The player is given 60 seconds to reach the other side and complete each week's assignments. Coming into contact with an Anxiety will take 10 seconds off the player's time limit and return them to the starting position.
Every 2 weeks, another Assignment is added to the playing field. In addition, as the weeks progress Anxieties will periodically become larger, faster, and more numerous.
The player may use an Out to clear the field of Anxieties, but this will add an additional Assignment to the next week, as well as increasing the Anxiety's attributes.

Scoring:
For each Assignment left uncompleted at the end of the week, the player loses a fraction of a letter grade (IE if the player's grade is an A+ and they leave two Assignments uncompleted, they will drop to an A-)
Each Out used lowers the player's grade by a fraction.

Winning:
The player wins if they reach week 15 with a grade better than an F. If at any point their grade reaches F, the game ends.

Analysis: 

The premise of this game is to represent a typical semester for a procrastinator or academically challenged student, with all of the pitfalls that accompany it.

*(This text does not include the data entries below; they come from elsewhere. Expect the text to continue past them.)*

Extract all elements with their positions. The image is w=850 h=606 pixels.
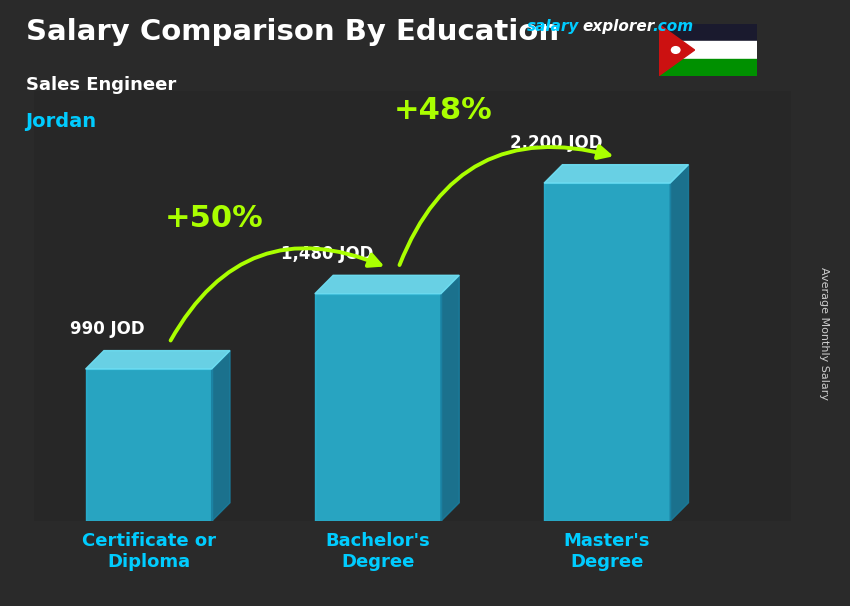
Text: .com: .com (652, 19, 693, 35)
Text: Salary Comparison By Education: Salary Comparison By Education (26, 18, 558, 46)
Polygon shape (659, 24, 694, 76)
Text: +48%: +48% (394, 96, 492, 125)
Text: Jordan: Jordan (26, 112, 97, 131)
Bar (86, 369, 212, 521)
Circle shape (672, 47, 680, 53)
Bar (314, 294, 441, 521)
Text: 1,480 JOD: 1,480 JOD (281, 245, 374, 263)
Polygon shape (544, 165, 688, 183)
Text: +50%: +50% (165, 204, 264, 233)
Polygon shape (670, 165, 689, 521)
Bar (659, 59, 756, 76)
Text: Sales Engineer: Sales Engineer (26, 76, 176, 94)
Text: 2,200 JOD: 2,200 JOD (510, 135, 603, 152)
Text: 990 JOD: 990 JOD (70, 321, 144, 338)
Bar (659, 41, 756, 59)
Polygon shape (86, 351, 230, 369)
Polygon shape (212, 351, 230, 521)
Text: explorer: explorer (582, 19, 654, 35)
Bar (544, 183, 670, 521)
Polygon shape (441, 275, 459, 521)
Polygon shape (314, 275, 459, 294)
Bar (659, 24, 756, 41)
Text: salary: salary (527, 19, 580, 35)
Text: Average Monthly Salary: Average Monthly Salary (819, 267, 829, 400)
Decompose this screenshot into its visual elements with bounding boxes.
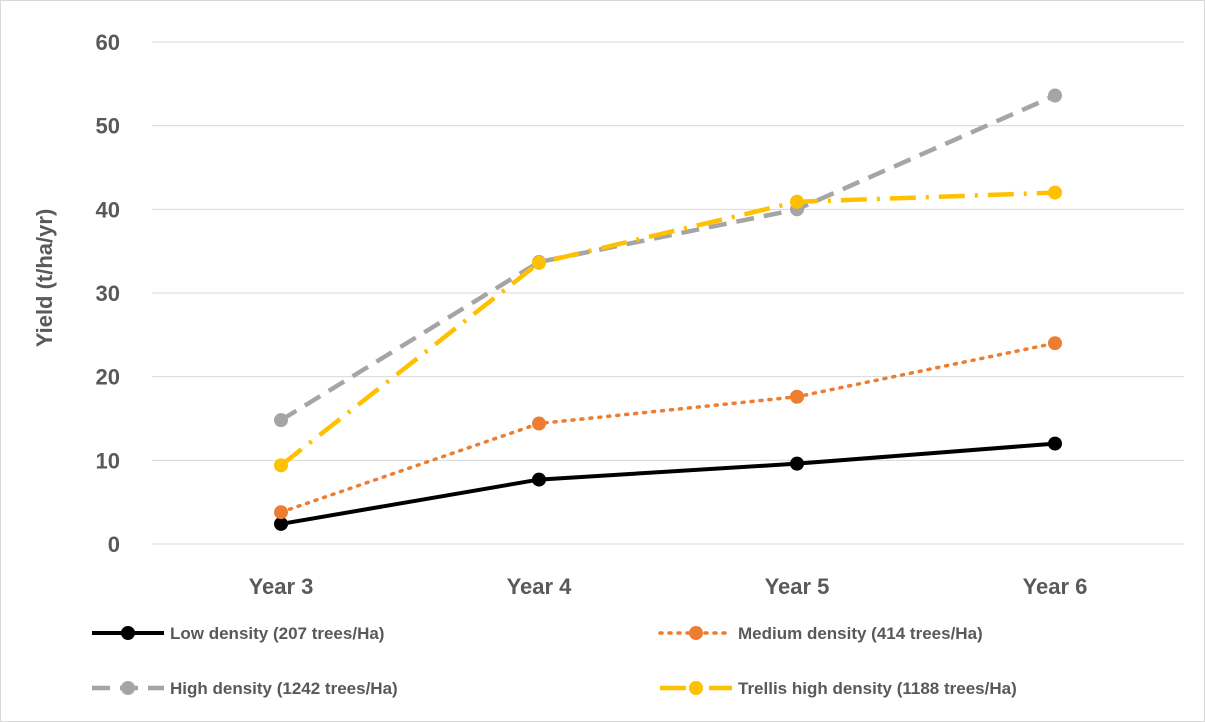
series-3 bbox=[274, 185, 1062, 473]
legend-item: Trellis high density (1188 trees/Ha) bbox=[660, 679, 1017, 698]
y-tick-label: 50 bbox=[96, 114, 120, 139]
series-lines bbox=[274, 88, 1062, 531]
y-axis-ticks: 0 10 20 30 40 50 60 bbox=[96, 30, 120, 557]
legend-label: Medium density (414 trees/Ha) bbox=[738, 624, 983, 643]
y-tick-label: 20 bbox=[96, 365, 120, 390]
data-point bbox=[1048, 185, 1062, 200]
x-tick-label: Year 6 bbox=[1023, 574, 1088, 599]
data-point bbox=[532, 416, 546, 431]
series-0 bbox=[274, 436, 1062, 531]
data-point bbox=[1048, 436, 1062, 451]
series-line bbox=[280, 441, 1056, 526]
data-point bbox=[790, 194, 804, 209]
y-axis-title: Yield (t/ha/yr) bbox=[32, 209, 57, 348]
y-tick-label: 60 bbox=[96, 30, 120, 55]
data-point bbox=[532, 472, 546, 487]
legend-label: Trellis high density (1188 trees/Ha) bbox=[738, 679, 1017, 698]
y-tick-label: 0 bbox=[108, 532, 120, 557]
data-point bbox=[790, 456, 804, 471]
legend-label: High density (1242 trees/Ha) bbox=[170, 679, 398, 698]
y-tick-label: 40 bbox=[96, 197, 120, 222]
x-axis-ticks: Year 3 Year 4 Year 5 Year 6 bbox=[249, 574, 1088, 599]
data-point bbox=[790, 389, 804, 404]
x-tick-label: Year 5 bbox=[765, 574, 830, 599]
gridlines bbox=[152, 41, 1184, 545]
data-point bbox=[274, 413, 288, 428]
legend-item: Medium density (414 trees/Ha) bbox=[658, 624, 983, 643]
legend-item: High density (1242 trees/Ha) bbox=[92, 679, 398, 698]
data-point bbox=[274, 505, 288, 520]
legend-marker bbox=[121, 626, 135, 640]
legend-marker bbox=[121, 681, 135, 695]
y-tick-label: 30 bbox=[96, 281, 120, 306]
data-point bbox=[532, 255, 546, 270]
legend-marker bbox=[689, 681, 703, 695]
data-point bbox=[1048, 88, 1062, 103]
y-tick-label: 10 bbox=[96, 448, 120, 473]
series-line bbox=[279, 341, 1057, 514]
legend-label: Low density (207 trees/Ha) bbox=[170, 624, 384, 643]
x-tick-label: Year 4 bbox=[507, 574, 573, 599]
series-line bbox=[279, 93, 1056, 423]
data-point bbox=[274, 516, 288, 531]
data-point bbox=[1048, 336, 1062, 351]
x-tick-label: Year 3 bbox=[249, 574, 314, 599]
series-1 bbox=[274, 336, 1062, 520]
data-point bbox=[274, 458, 288, 473]
legend-marker bbox=[689, 626, 703, 640]
legend: Low density (207 trees/Ha) Medium density… bbox=[92, 624, 1017, 698]
series-line bbox=[279, 190, 1056, 468]
legend-item: Low density (207 trees/Ha) bbox=[92, 624, 384, 643]
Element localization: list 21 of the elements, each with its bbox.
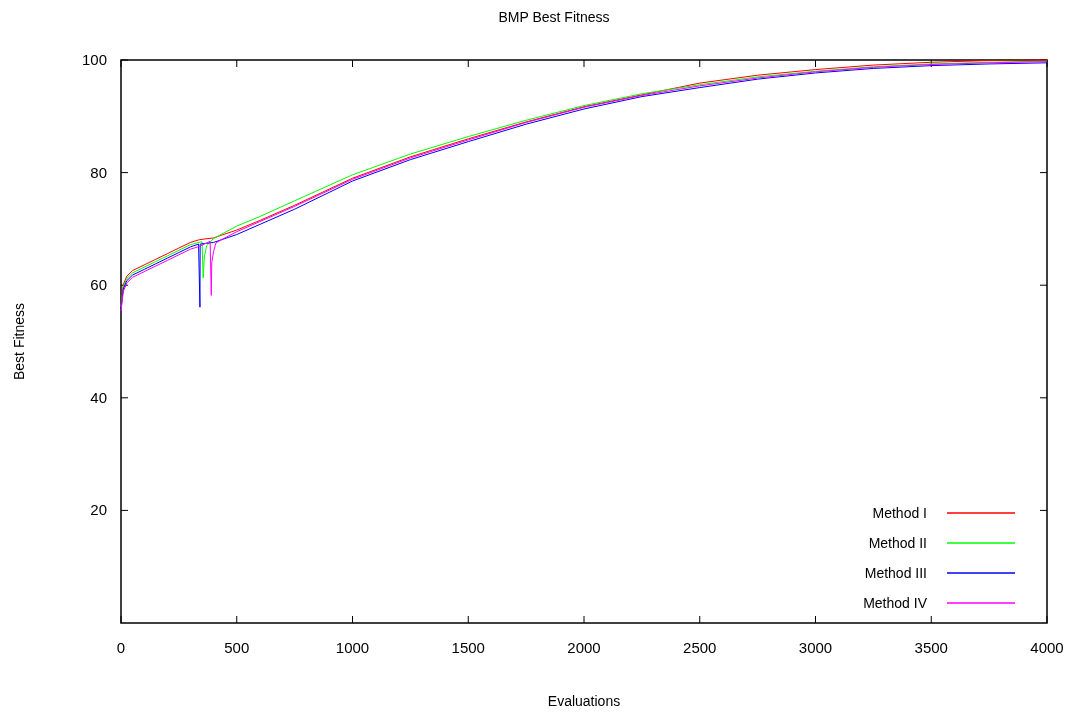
y-tick-label: 80: [90, 163, 107, 181]
legend-label: Method II: [868, 535, 927, 551]
x-tick-label: 2500: [683, 639, 717, 656]
legend-label: Method III: [864, 565, 927, 581]
x-tick-label: 3000: [798, 639, 833, 656]
x-tick-label: 2000: [567, 639, 601, 656]
y-tick-label: 20: [90, 501, 107, 519]
x-tick-label: 1000: [335, 639, 370, 656]
y-tick-label: 60: [90, 276, 107, 294]
y-axis-title: Best Fitness: [11, 302, 27, 381]
chart-title: BMP Best Fitness: [498, 9, 610, 25]
x-tick-label: 4000: [1030, 639, 1064, 656]
y-tick-label: 100: [81, 51, 107, 68]
x-axis-title: Evaluations: [547, 693, 621, 709]
x-tick-label: 3500: [914, 639, 948, 656]
x-tick-label: 0: [116, 639, 126, 656]
y-tick-label: 40: [90, 388, 107, 406]
legend-label: Method I: [872, 505, 927, 521]
x-tick-label: 1500: [451, 639, 485, 656]
x-tick-label: 500: [224, 639, 250, 656]
legend-label: Method IV: [863, 595, 928, 611]
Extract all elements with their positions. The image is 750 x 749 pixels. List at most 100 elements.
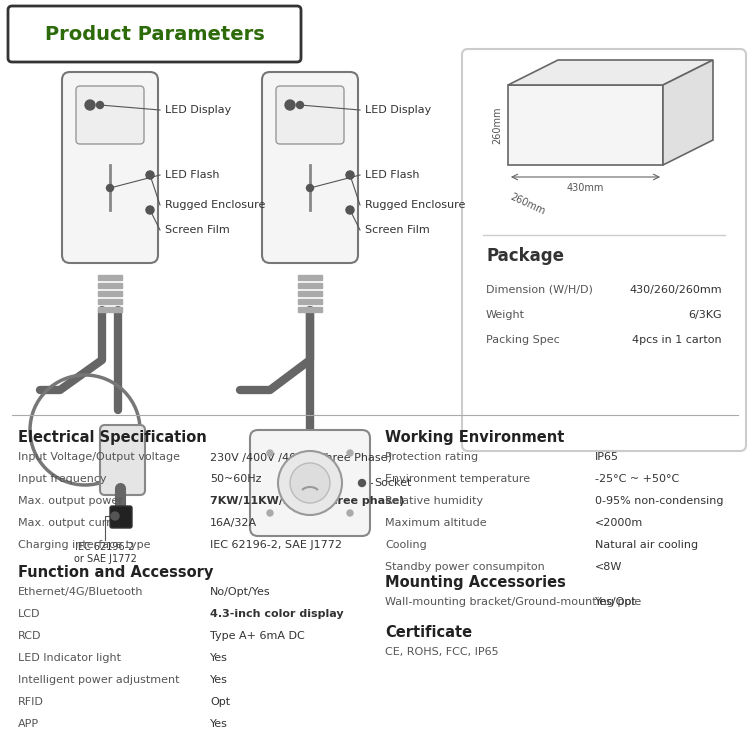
Text: APP: APP xyxy=(18,719,39,729)
Text: Function and Accessory: Function and Accessory xyxy=(18,565,213,580)
Text: Maximum altitude: Maximum altitude xyxy=(385,518,487,528)
Text: Mounting Accessories: Mounting Accessories xyxy=(385,575,566,590)
Text: Product Parameters: Product Parameters xyxy=(45,25,265,44)
Circle shape xyxy=(346,206,354,214)
Text: LED Flash: LED Flash xyxy=(365,170,419,180)
Circle shape xyxy=(285,100,295,110)
Text: Input Voltage/Output voltage: Input Voltage/Output voltage xyxy=(18,452,180,462)
Text: Type A+ 6mA DC: Type A+ 6mA DC xyxy=(210,631,304,641)
Circle shape xyxy=(146,172,154,178)
Circle shape xyxy=(347,450,353,456)
Text: Certificate: Certificate xyxy=(385,625,472,640)
FancyBboxPatch shape xyxy=(62,72,158,263)
Text: 4pcs in 1 carton: 4pcs in 1 carton xyxy=(632,335,722,345)
Polygon shape xyxy=(508,85,663,165)
Text: 260mm: 260mm xyxy=(509,192,547,216)
Bar xyxy=(98,291,122,296)
Text: Max. output current: Max. output current xyxy=(18,518,129,528)
Text: Rugged Enclosure: Rugged Enclosure xyxy=(365,200,465,210)
Text: Dimension (W/H/D): Dimension (W/H/D) xyxy=(486,285,592,295)
FancyBboxPatch shape xyxy=(262,72,358,263)
Text: LCD: LCD xyxy=(18,609,40,619)
Text: Ethernet/4G/Bluetooth: Ethernet/4G/Bluetooth xyxy=(18,587,143,597)
Text: <8W: <8W xyxy=(595,562,622,572)
Text: Natural air cooling: Natural air cooling xyxy=(595,540,698,550)
Text: 6/3KG: 6/3KG xyxy=(688,310,722,320)
Circle shape xyxy=(146,207,154,213)
Text: RCD: RCD xyxy=(18,631,41,641)
Text: Packing Spec: Packing Spec xyxy=(486,335,560,345)
Text: Working Environment: Working Environment xyxy=(385,430,564,445)
Text: Intelligent power adjustment: Intelligent power adjustment xyxy=(18,675,179,685)
FancyBboxPatch shape xyxy=(76,86,144,144)
Circle shape xyxy=(347,510,353,516)
Text: Cooling: Cooling xyxy=(385,540,427,550)
Text: LED Indicator light: LED Indicator light xyxy=(18,653,121,663)
Circle shape xyxy=(346,172,353,178)
Text: Yes: Yes xyxy=(210,675,228,685)
Text: Wall-mounting bracket/Ground-mounting pole: Wall-mounting bracket/Ground-mounting po… xyxy=(385,597,641,607)
Text: 50~60Hz: 50~60Hz xyxy=(210,474,262,484)
Text: 0-95% non-condensing: 0-95% non-condensing xyxy=(595,496,724,506)
Bar xyxy=(298,299,322,304)
Text: CE, ROHS, FCC, IP65: CE, ROHS, FCC, IP65 xyxy=(385,647,499,657)
Text: 4.3-inch color display: 4.3-inch color display xyxy=(210,609,344,619)
Text: IEC 62196-2
or SAE J1772: IEC 62196-2 or SAE J1772 xyxy=(74,542,136,563)
FancyBboxPatch shape xyxy=(276,86,344,144)
Circle shape xyxy=(111,512,119,520)
Text: LED Display: LED Display xyxy=(365,105,431,115)
Text: 230V /400V /400V (Three Phase): 230V /400V /400V (Three Phase) xyxy=(210,452,392,462)
Text: Screen Film: Screen Film xyxy=(365,225,430,235)
Text: Opt: Opt xyxy=(210,697,230,707)
Text: <2000m: <2000m xyxy=(595,518,644,528)
Text: LED Display: LED Display xyxy=(165,105,231,115)
Bar xyxy=(298,307,322,312)
Text: Rugged Enclosure: Rugged Enclosure xyxy=(165,200,266,210)
Text: Electrical Specification: Electrical Specification xyxy=(18,430,207,445)
Text: RFID: RFID xyxy=(18,697,44,707)
Text: Environment temperature: Environment temperature xyxy=(385,474,530,484)
Bar xyxy=(298,275,322,280)
Text: 7KW/11KW/22KW(three phase): 7KW/11KW/22KW(three phase) xyxy=(210,496,404,506)
FancyBboxPatch shape xyxy=(8,6,301,62)
Circle shape xyxy=(296,102,304,109)
Bar xyxy=(98,299,122,304)
Bar xyxy=(298,283,322,288)
Bar xyxy=(98,283,122,288)
Text: IEC 62196-2, SAE J1772: IEC 62196-2, SAE J1772 xyxy=(210,540,342,550)
Text: Screen Film: Screen Film xyxy=(165,225,230,235)
Circle shape xyxy=(307,184,314,192)
Bar xyxy=(298,291,322,296)
Polygon shape xyxy=(663,60,713,165)
Text: Yes/Opt: Yes/Opt xyxy=(595,597,637,607)
Text: Charging interface type: Charging interface type xyxy=(18,540,151,550)
Circle shape xyxy=(85,100,95,110)
Polygon shape xyxy=(508,60,713,85)
Circle shape xyxy=(346,171,354,179)
FancyBboxPatch shape xyxy=(110,506,132,528)
Text: Max. output power: Max. output power xyxy=(18,496,123,506)
Circle shape xyxy=(267,510,273,516)
Text: Yes: Yes xyxy=(210,653,228,663)
Text: IP65: IP65 xyxy=(595,452,619,462)
Text: No/Opt/Yes: No/Opt/Yes xyxy=(210,587,271,597)
Circle shape xyxy=(346,207,353,213)
Text: Package: Package xyxy=(486,247,564,265)
Circle shape xyxy=(97,102,104,109)
Text: 430/260/260mm: 430/260/260mm xyxy=(629,285,722,295)
Text: Input frequency: Input frequency xyxy=(18,474,106,484)
Circle shape xyxy=(146,171,154,179)
FancyBboxPatch shape xyxy=(462,49,746,451)
FancyBboxPatch shape xyxy=(100,425,145,495)
Text: Yes: Yes xyxy=(210,719,228,729)
Bar xyxy=(98,275,122,280)
FancyBboxPatch shape xyxy=(250,430,370,536)
Text: Standby power consumpiton: Standby power consumpiton xyxy=(385,562,544,572)
Circle shape xyxy=(146,206,154,214)
Circle shape xyxy=(106,184,113,192)
Bar xyxy=(98,307,122,312)
Text: -25°C ~ +50°C: -25°C ~ +50°C xyxy=(595,474,680,484)
Text: 260mm: 260mm xyxy=(492,106,502,144)
Circle shape xyxy=(358,479,365,487)
Text: Weight: Weight xyxy=(486,310,525,320)
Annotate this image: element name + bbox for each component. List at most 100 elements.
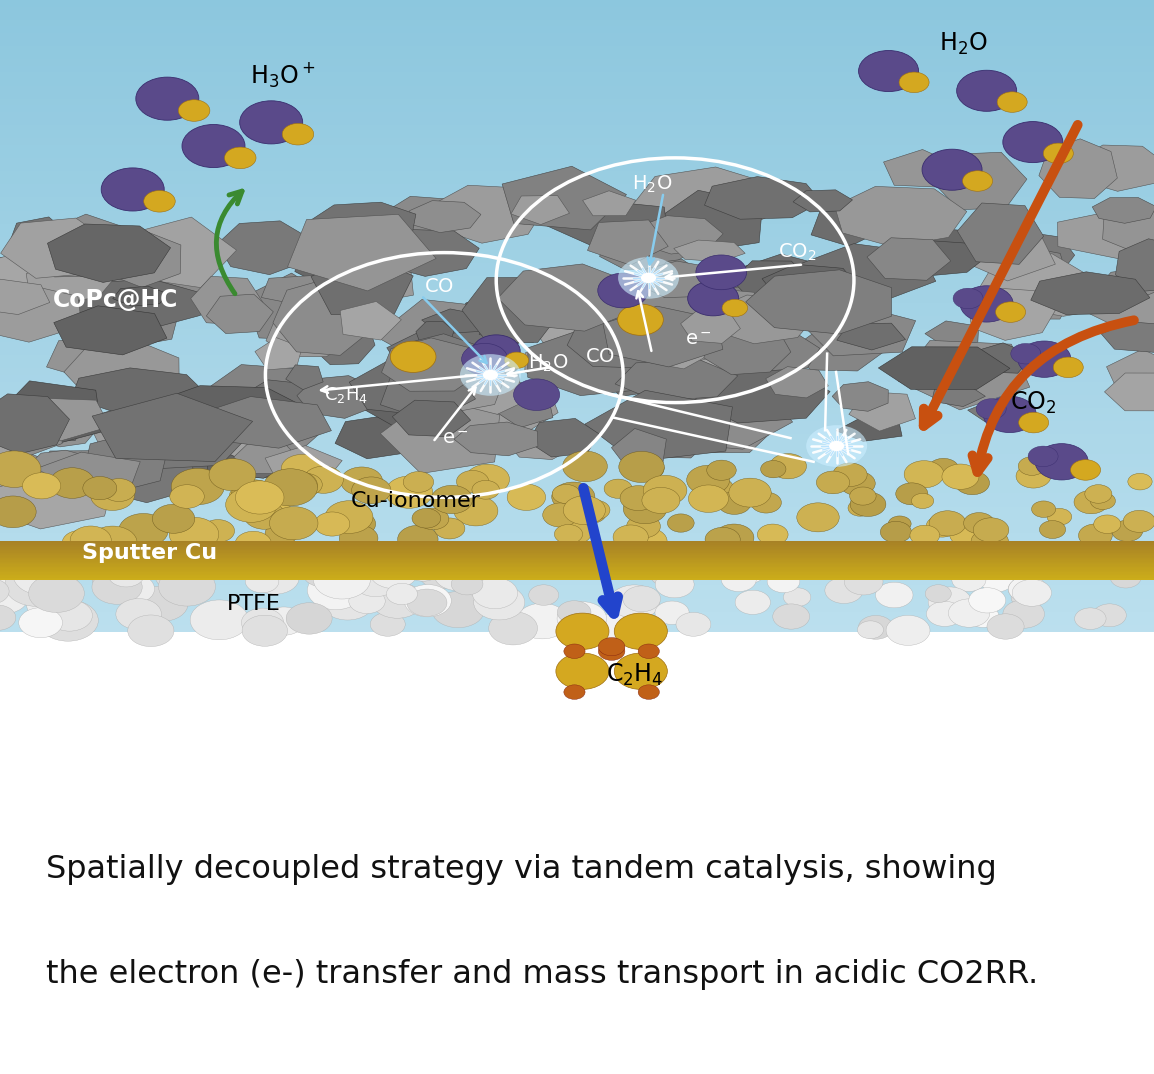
Polygon shape [655,190,763,252]
Circle shape [472,480,500,499]
Text: CoPc@HC: CoPc@HC [53,288,178,311]
Circle shape [859,615,893,639]
Circle shape [628,528,667,554]
Polygon shape [505,288,591,324]
Polygon shape [804,305,915,355]
Polygon shape [0,444,48,482]
Bar [0,632,1154,789]
Polygon shape [209,364,317,407]
Circle shape [964,512,995,534]
Circle shape [40,561,80,587]
Polygon shape [272,278,370,355]
Circle shape [620,485,657,510]
Polygon shape [567,295,623,333]
Polygon shape [7,217,72,268]
Bar [0,329,1154,335]
Polygon shape [287,215,436,291]
Circle shape [973,518,1009,542]
Bar [0,577,1154,578]
Bar [0,567,1154,568]
Bar [0,309,1154,316]
Bar [0,289,1154,296]
Polygon shape [92,393,253,462]
Bar [0,415,1154,421]
Circle shape [627,514,660,538]
Circle shape [957,70,1017,112]
Polygon shape [69,261,211,308]
Polygon shape [113,407,164,433]
Circle shape [115,598,162,629]
Circle shape [912,493,934,509]
Circle shape [886,615,930,645]
Bar [0,572,1154,574]
Bar [0,563,1154,565]
Polygon shape [638,216,724,255]
Polygon shape [1100,268,1154,299]
Circle shape [190,600,248,640]
Polygon shape [410,334,473,371]
Circle shape [553,484,580,504]
Bar [0,717,1154,724]
Circle shape [136,77,198,120]
Circle shape [563,496,606,524]
Circle shape [432,592,485,627]
Circle shape [1111,520,1142,541]
Polygon shape [17,398,110,440]
Bar [0,500,1154,507]
Circle shape [62,531,98,555]
Circle shape [136,586,188,622]
Bar [0,554,1154,555]
Bar [0,557,1154,560]
Bar [0,606,1154,612]
Polygon shape [958,203,1043,264]
Circle shape [1012,579,1051,606]
Bar [0,763,1154,770]
Circle shape [816,471,849,494]
Circle shape [1047,508,1072,525]
Circle shape [369,555,418,589]
Polygon shape [113,429,209,482]
Circle shape [609,585,660,620]
Polygon shape [310,202,415,242]
Text: $\rm CO$: $\rm CO$ [585,347,615,365]
Circle shape [158,567,216,606]
Bar [0,440,1154,447]
Bar [0,191,1154,198]
Polygon shape [1031,272,1149,315]
Circle shape [463,567,508,598]
Bar [0,619,1154,625]
Bar [0,562,1154,563]
Polygon shape [382,338,482,391]
Bar [0,560,1154,566]
Circle shape [651,564,682,586]
Bar [0,777,1154,783]
Circle shape [889,516,912,532]
Bar [0,730,1154,737]
Circle shape [457,470,488,493]
Polygon shape [462,277,563,343]
Polygon shape [655,313,736,362]
Bar [0,217,1154,223]
Polygon shape [0,401,88,444]
Polygon shape [69,357,119,382]
Bar [0,770,1154,777]
Circle shape [577,504,606,523]
Bar [0,139,1154,145]
Circle shape [564,644,585,658]
Bar [0,171,1154,177]
Circle shape [0,451,40,488]
Polygon shape [479,306,545,344]
Polygon shape [704,322,790,375]
Bar [0,362,1154,368]
Circle shape [688,281,739,316]
Polygon shape [585,390,733,462]
Bar [0,585,1154,592]
Bar [0,46,1154,53]
Polygon shape [47,224,171,282]
Circle shape [304,466,344,493]
Polygon shape [0,274,61,337]
Text: $\rm CO_2$: $\rm CO_2$ [1010,390,1056,416]
Circle shape [542,503,578,527]
Circle shape [687,465,729,495]
Polygon shape [639,400,688,417]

At the start of the game assignments are easy to complete and anxiety is low, but as the weeks go by assignments become more numerous and anxiety makes them more difficult to complete. Clearly the easiest way to play is to try to complete assignments without using Outs, but the game will still become very difficult by the end of the 15 weeks.
My rhetorical goal with this game, aside from showing that the easiest way to get through school is to just do things on time, is to try and convey some common academic problems. As the player advances, gameplay becomes more and more hectic, it being harder to dodge anxieties and complete all the assignments in a given week. This makes the prospect of an Out more attractive, but using an Out lowers your grade and makes catching up in subsequent weeks more difficult, just as in real life. Outs represent taking a break to play games instead of work, going out with friends, or simply staying in bed because one feels overwhelmed. If the player does poorly enough, the feeling of watching the screen fill with anxieties and their grade drop should convey some version of the "sinking ship" feeling one gets as the end of a semester approaches and one's academic prospects seem dubious at best.